Durante tratamento com Furosemida (substância ativa) é geralmente recomendada a monitorização regular dos níveis de sódio, potássio e creatinina séricos; é necessária monitorização particularmente cuidadosa em casos de pacientes com alto risco de desenvolvimento de alterações dessas substâncias ou em caso de perda adicional significativa de fluidos (ex: devido a vômitos, diarreia ou suor intenso). Hipovolemia ou desidratação, bem como qualquer alteração significativa eletrolítica ou ácido-base devem ser corrigidas. Isto pode requerer a descontinuação temporária da Furosemida (substância ativa).

Existe a possibilidade de agravar ou iniciar manifestação de lúpus eritematoso sistêmico.

Gravidez e lactação

A Furosemida (substância ativa) atravessa a barreira placentária. Portanto, não deve ser administrada durante a gravidez a menos que estritamente indicada e por curtos períodos de tempo. O tratamento durante a gravidez requer controle periódico do crescimento fetal.

A Furosemida (substância ativa) passa para o leite e pode inibir a lactação.
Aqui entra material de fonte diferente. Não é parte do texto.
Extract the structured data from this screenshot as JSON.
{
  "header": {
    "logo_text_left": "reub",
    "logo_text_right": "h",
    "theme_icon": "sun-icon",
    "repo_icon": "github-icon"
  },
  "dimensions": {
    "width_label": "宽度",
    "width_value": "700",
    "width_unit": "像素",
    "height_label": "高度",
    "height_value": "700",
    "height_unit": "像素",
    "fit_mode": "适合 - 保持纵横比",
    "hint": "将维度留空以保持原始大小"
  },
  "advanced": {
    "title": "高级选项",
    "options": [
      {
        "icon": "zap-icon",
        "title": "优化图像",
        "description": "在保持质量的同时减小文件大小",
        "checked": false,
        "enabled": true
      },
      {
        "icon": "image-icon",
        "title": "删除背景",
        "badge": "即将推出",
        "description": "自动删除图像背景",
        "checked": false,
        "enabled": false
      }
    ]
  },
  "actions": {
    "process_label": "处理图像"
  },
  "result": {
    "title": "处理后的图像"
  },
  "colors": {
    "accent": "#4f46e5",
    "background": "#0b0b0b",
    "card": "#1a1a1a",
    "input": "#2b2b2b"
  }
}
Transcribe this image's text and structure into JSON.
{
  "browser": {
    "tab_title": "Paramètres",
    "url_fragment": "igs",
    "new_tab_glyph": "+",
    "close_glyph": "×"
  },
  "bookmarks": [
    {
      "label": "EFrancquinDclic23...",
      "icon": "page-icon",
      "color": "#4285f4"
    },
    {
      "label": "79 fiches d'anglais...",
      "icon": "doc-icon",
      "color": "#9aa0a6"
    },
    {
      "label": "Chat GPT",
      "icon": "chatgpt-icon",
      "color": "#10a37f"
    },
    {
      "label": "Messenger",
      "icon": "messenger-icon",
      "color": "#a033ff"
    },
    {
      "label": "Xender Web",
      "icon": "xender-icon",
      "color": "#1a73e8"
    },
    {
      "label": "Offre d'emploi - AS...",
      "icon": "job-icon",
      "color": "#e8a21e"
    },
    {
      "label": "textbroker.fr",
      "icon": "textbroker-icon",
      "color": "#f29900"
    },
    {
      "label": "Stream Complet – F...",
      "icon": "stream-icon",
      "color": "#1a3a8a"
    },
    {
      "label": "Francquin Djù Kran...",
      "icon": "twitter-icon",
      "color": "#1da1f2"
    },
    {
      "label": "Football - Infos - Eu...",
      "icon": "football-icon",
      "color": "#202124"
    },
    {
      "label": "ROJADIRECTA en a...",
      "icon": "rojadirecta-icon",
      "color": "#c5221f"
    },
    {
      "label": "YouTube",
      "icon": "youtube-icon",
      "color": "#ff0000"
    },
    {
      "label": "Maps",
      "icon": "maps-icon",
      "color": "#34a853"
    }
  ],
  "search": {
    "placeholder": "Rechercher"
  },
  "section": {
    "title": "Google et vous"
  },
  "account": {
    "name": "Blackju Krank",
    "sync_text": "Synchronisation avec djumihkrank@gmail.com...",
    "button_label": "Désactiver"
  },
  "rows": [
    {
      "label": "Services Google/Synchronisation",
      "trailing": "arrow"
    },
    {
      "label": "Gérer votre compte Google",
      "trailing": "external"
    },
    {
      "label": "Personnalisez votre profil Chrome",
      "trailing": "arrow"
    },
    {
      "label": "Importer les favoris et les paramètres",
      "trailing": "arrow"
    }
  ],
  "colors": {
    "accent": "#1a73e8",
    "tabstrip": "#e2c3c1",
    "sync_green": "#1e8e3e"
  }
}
As mulheres não devem amamentar se estiverem sendo tratadas com Furosemida (substância ativa).

Categoria de risco na gravidez: categoria C.

Este medicamento não deve ser utilizado por mulheres grávidas sem orientação médica.

Populações especiais

Pacientes idosos

A eliminação de Furosemida (substância ativa) é diminuída devido à redução na função renal. A ação diurética da Furosemida (substância ativa) pode levar ou contribuir para hipovolemia e desidratação, especialmente em pacientes idosos. A depleção grave de fluidos pode levar a hemoconcentração com tendência ao desenvolvimento de tromboses.

Crianças

O monitoramento cuidadoso é necessário em crianças prematuras devido ao possível desenvolvimento de nefrolitíase e nefrocalcinose; a função renal deverá ser monitorizada e deverá ser realizada uma ultrassonografia renal.

Caso a Furosemida (substância ativa) seja administrada a crianças prematuras durante as primeiras semanas de vida, pode aumentar o risco de persistência de ducto de Botallo.

Alterações na capacidade de dirigir veículos e operar máquinas

Alguns efeitos adversos (ex: queda acentuada indesejável da pressão sanguínea) podem prejudicar a capacidade em se concentrar e reagir e, portanto, constitui um risco em situações em que suas habilidades são especialmente importantes, como dirigir ou operar máquinas.

Sensibilidade cruzada

Pacientes hipersensíveis (alérgicos) a antibióticos do tipo sulfonamidas ou sulfonilureias podem apresentar sensibilidade cruzada com o medicamento.

Este medicamento pode causar doping.

A seguinte taxa de frequência é utilizada, quando aplicável:

  • Reação muito comum (ocorre em mais de 10% dos pacientes que utilizam este medicamento);
  • Reação comum (ocorre entre 1% a 10% dos pacientes que utilizam este medicamento);
  • Reação incomum (ocorre entre 0,1% a 1% dos pacientes que utilizam este medicamento);
  • Reação rara (ocorre entre 0,01% a 0,1% dos pacientes que utilizam este medicamento);
  • Reação muito rara (ocorre em menos de 0,01% dos pacientes que utilizam este medicamento);
  • Desconhecido - não pode ser estimado a partir dos dados disponíveis. 

Distúrbios metabólico e nutricional

Muito comum

Distúrbios eletrolíticos, incluindo sintomáticos (variação de eletrólitos causando efeitos no organismo); desidratação e hipovolemia, especialmente em pacientes idosos; aumento nos níveis de creatinina e triglicérides no sangue.

Comum

Hiponatremia, hipocloremia (redução nos níveis de cloreto no sangue), hipocalemia (redução nos níveis de potássio no sangue), aumento nos níveis de colesterol e ácido úrico no sangue, crises de gota e aumento no volume urinário.

Incomum

Tolerância à glicose diminuída; o diabetes mellitus latente pode se manifestar.

Desconhecido

Hipocalcemia (redução nos níveis de cálcio no sangue), hipomagnesemia, aumento nos níveis de ureia no sangue e alcalose metabólica (desequilíbrio ácido-básico no sangue), Síndrome de Bartter (grupo raro de doenças que afetam os rins) no contexto de uso inadequado e/ou a longo prazo da Furosemida (substância ativa). 

Distúrbios vasculares

Raro

Vasculite (inflamação da parede de um vaso sanguíneo).

Desconhecido

Trombose.

Exclusivo Injetável

Muito comum

Hipotensão incluindo hipotensão ortostática.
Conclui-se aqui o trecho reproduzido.